Se cumple este domingo un año de la muerte de Víctor Barrio, y más cerca en la mente de todos está aún la muerte de Iván Fandiño. Dos toreros de una pasta especial, que han dejado un vacío tremendo en la mente de todos los aficionados al mundo de los toros, pero que a su vez han hecho recordar que tristemente en ocasiones el precio de alcanzar la gloria en el toreo es muy caro. Y se paga con la propia vida.
Son muy pocos los elegidos para alcanzar esa gloria con la que sueñan todos los toreros. En nuestra sociedad los que se visten de luces son unos seres fuera de lo común, de otra época, que no debemos olvidar que se juegan la vida cada tarde poniéndose delante de la cara del toro, buscando alcanzar esa gloria con la magia del toreo. ¿Puede haber algo más grande? Esa locura que arrastra a los públicos a las plazas de toros buscando vivir de cerca ese rito del hombre enfrentándose a un toro con un trozo de tela en sus manos.

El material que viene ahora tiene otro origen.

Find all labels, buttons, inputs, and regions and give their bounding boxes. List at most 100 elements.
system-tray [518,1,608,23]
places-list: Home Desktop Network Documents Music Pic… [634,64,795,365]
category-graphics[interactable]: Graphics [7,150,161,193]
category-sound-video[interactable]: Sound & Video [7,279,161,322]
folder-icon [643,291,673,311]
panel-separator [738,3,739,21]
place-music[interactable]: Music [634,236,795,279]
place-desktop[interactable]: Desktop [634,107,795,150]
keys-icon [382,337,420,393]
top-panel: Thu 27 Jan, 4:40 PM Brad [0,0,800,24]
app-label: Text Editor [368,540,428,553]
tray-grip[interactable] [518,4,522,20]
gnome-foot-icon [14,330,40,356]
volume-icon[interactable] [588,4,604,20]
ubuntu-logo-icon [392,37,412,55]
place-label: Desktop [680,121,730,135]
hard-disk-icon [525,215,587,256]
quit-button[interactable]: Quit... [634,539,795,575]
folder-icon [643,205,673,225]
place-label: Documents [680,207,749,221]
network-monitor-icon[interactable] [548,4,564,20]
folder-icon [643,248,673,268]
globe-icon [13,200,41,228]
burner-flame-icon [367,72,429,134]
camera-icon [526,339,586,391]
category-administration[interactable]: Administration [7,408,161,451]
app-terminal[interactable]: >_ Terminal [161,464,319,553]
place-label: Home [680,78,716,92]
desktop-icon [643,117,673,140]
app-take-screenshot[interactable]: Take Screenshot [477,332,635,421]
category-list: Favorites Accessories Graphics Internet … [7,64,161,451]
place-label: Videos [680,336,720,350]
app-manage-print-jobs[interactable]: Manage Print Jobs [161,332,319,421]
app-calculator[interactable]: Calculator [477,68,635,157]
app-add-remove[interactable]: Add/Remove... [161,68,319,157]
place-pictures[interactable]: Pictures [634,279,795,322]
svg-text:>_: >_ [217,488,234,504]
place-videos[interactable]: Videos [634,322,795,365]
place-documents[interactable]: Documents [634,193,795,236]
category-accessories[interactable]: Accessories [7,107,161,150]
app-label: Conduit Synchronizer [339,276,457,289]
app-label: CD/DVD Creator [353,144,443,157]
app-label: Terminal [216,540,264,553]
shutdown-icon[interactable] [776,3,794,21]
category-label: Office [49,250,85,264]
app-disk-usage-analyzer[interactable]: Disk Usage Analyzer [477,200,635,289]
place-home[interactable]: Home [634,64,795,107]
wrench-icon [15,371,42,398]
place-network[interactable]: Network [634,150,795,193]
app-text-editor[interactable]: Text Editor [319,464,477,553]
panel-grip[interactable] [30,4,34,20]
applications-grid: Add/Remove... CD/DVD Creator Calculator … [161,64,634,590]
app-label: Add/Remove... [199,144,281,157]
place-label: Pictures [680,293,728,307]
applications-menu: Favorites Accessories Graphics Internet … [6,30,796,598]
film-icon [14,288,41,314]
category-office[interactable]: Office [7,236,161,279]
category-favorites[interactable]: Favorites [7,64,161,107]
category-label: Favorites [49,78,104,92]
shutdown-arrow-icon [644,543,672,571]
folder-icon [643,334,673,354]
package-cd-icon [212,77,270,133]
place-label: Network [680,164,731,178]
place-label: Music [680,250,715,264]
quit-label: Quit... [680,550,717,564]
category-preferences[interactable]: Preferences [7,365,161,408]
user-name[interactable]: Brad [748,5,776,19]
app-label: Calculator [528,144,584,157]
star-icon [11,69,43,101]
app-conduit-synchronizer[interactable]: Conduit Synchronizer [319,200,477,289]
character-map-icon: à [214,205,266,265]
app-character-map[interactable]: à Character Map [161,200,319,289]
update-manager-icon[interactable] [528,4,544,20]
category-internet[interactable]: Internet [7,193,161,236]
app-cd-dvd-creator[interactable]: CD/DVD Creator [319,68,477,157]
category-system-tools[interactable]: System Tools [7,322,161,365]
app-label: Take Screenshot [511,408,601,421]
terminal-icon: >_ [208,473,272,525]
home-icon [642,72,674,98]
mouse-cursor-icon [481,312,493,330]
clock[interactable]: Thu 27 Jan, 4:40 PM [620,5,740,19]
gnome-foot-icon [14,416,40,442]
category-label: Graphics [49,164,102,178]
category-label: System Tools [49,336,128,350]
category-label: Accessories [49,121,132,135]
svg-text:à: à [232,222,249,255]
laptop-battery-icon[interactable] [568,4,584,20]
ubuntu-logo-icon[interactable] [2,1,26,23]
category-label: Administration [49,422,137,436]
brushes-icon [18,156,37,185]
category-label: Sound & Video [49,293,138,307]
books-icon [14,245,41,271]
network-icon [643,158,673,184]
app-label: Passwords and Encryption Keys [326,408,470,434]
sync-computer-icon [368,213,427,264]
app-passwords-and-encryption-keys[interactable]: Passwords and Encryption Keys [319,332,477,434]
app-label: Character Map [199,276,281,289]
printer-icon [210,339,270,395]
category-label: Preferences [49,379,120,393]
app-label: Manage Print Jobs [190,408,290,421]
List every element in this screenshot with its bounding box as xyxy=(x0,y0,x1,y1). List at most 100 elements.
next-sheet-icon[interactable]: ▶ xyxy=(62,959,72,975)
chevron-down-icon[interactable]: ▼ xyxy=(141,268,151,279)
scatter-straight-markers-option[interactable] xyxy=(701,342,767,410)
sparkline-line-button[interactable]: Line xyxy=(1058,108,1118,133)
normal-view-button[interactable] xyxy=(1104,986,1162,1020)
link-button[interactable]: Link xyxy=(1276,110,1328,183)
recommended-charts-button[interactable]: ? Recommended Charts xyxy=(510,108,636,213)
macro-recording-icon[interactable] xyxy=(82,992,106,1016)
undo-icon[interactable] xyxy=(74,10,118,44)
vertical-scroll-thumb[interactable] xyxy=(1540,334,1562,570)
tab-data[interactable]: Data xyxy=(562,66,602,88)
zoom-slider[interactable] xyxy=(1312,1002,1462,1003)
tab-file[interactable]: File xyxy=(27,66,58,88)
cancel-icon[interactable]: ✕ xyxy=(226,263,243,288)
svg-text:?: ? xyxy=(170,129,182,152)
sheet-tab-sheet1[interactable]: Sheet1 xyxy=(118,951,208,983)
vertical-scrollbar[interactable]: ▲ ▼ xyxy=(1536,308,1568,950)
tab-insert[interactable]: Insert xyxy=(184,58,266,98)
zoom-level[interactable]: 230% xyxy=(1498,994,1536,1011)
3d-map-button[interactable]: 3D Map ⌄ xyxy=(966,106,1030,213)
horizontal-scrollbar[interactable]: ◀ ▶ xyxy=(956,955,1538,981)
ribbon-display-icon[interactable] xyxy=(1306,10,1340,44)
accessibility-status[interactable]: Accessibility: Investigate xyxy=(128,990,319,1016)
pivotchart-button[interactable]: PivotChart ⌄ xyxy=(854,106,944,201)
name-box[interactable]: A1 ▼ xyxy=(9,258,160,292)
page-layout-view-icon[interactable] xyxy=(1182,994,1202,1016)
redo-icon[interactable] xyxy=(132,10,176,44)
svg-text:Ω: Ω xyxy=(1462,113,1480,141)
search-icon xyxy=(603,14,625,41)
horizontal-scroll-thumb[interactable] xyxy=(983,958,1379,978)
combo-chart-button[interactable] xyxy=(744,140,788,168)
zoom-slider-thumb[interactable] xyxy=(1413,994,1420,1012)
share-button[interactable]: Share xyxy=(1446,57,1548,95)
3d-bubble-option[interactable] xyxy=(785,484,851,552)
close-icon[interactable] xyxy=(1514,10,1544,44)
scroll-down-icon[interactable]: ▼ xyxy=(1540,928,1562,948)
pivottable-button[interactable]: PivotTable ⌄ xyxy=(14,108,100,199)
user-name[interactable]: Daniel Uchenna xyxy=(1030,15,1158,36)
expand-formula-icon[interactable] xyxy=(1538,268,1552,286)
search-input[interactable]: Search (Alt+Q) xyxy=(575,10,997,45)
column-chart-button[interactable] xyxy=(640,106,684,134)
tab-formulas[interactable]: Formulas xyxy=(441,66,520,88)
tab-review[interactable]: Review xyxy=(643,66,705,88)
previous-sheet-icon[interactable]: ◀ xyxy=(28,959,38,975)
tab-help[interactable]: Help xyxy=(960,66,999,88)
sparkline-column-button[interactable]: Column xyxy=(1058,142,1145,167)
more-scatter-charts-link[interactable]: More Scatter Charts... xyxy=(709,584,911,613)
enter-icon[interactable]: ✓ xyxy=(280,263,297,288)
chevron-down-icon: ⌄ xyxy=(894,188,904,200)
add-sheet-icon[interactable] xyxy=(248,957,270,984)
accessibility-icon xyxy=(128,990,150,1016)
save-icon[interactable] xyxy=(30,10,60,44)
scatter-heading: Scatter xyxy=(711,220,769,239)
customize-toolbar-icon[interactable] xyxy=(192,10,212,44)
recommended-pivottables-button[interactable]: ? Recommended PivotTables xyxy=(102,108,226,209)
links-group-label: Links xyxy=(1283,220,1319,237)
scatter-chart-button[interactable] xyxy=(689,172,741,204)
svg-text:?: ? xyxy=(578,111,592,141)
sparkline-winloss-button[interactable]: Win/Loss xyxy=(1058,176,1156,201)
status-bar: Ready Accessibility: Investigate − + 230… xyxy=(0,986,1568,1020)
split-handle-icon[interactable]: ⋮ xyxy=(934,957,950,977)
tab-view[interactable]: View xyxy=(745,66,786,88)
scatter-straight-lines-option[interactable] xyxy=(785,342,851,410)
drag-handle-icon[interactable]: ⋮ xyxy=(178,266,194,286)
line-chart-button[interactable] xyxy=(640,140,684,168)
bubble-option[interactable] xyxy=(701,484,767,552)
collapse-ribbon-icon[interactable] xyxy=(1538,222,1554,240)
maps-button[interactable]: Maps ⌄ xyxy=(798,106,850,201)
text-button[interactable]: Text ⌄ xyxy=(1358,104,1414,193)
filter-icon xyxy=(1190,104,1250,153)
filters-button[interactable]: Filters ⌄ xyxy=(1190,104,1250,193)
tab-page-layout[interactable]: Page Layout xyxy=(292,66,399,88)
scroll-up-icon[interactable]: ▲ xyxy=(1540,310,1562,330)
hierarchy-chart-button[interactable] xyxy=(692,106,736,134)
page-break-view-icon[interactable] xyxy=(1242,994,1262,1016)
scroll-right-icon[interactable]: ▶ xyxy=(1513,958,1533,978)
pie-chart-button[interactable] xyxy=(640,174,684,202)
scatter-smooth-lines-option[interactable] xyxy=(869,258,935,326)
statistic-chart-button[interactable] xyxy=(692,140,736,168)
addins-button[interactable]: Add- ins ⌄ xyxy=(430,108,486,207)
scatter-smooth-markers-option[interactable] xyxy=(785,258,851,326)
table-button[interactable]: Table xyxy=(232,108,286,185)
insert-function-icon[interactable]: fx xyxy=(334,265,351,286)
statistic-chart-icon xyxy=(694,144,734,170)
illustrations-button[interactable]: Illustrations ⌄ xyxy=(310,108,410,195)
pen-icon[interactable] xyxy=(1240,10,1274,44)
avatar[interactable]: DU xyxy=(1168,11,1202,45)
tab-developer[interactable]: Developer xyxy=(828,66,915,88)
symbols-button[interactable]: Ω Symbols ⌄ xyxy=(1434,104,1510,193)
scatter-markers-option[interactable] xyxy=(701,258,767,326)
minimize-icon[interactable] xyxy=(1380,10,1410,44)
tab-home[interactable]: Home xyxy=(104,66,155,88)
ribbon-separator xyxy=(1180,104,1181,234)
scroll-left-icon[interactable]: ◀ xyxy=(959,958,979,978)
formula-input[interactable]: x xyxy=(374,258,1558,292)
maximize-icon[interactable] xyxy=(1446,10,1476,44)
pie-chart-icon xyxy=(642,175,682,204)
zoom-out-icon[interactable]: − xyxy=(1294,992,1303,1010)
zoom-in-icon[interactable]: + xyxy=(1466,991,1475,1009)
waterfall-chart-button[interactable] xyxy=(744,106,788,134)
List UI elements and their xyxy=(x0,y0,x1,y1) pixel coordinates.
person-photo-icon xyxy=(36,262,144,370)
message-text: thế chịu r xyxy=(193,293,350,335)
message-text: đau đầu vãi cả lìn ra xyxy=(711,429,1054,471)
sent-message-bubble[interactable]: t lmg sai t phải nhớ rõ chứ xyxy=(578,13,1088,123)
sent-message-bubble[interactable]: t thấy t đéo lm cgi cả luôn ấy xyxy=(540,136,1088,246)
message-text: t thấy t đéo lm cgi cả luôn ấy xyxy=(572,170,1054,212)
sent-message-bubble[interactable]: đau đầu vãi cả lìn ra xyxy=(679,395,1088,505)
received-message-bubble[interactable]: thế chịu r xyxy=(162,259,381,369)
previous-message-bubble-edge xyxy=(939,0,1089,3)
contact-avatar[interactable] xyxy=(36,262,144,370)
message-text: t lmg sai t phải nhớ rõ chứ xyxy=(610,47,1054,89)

Bendita locura la de estos seres, que nada tienen que ver con el mundo en que vivimos. Y para ello solo basta con repasar la vida de Barrio y de Fandiño. El de Sepúlveda se metió en el mundo del toro en las capeas, y Fandiño después de triunfar como pelotari en su juventud. Y sorprende su determinación, su ilusión y ambición por alcanzar la gloria en el mundo del toreo. Su actitud ante la vida, cuando se la jugaban cada tarde, sin darse cuenta que esa gloria tenía un precio. Demasiado caro. La muerte.
La muerte era ese precio, y los dos son ya toreros eternos. Eternos porque están en nuestro recuerdo, en ese lugar, decía Fandiño, «donde nunca se muere…» Y tanto Víctor Barrio como Iván Fandiño son ya toreros eternos. En memoria del torero de Sepúlveda suena hoy en la plaza de Las Ventas, el pasodoble que lleva su nombre, del que es autor el músico segoviano Julio de la Calle. Gloria para Víctor Barrio.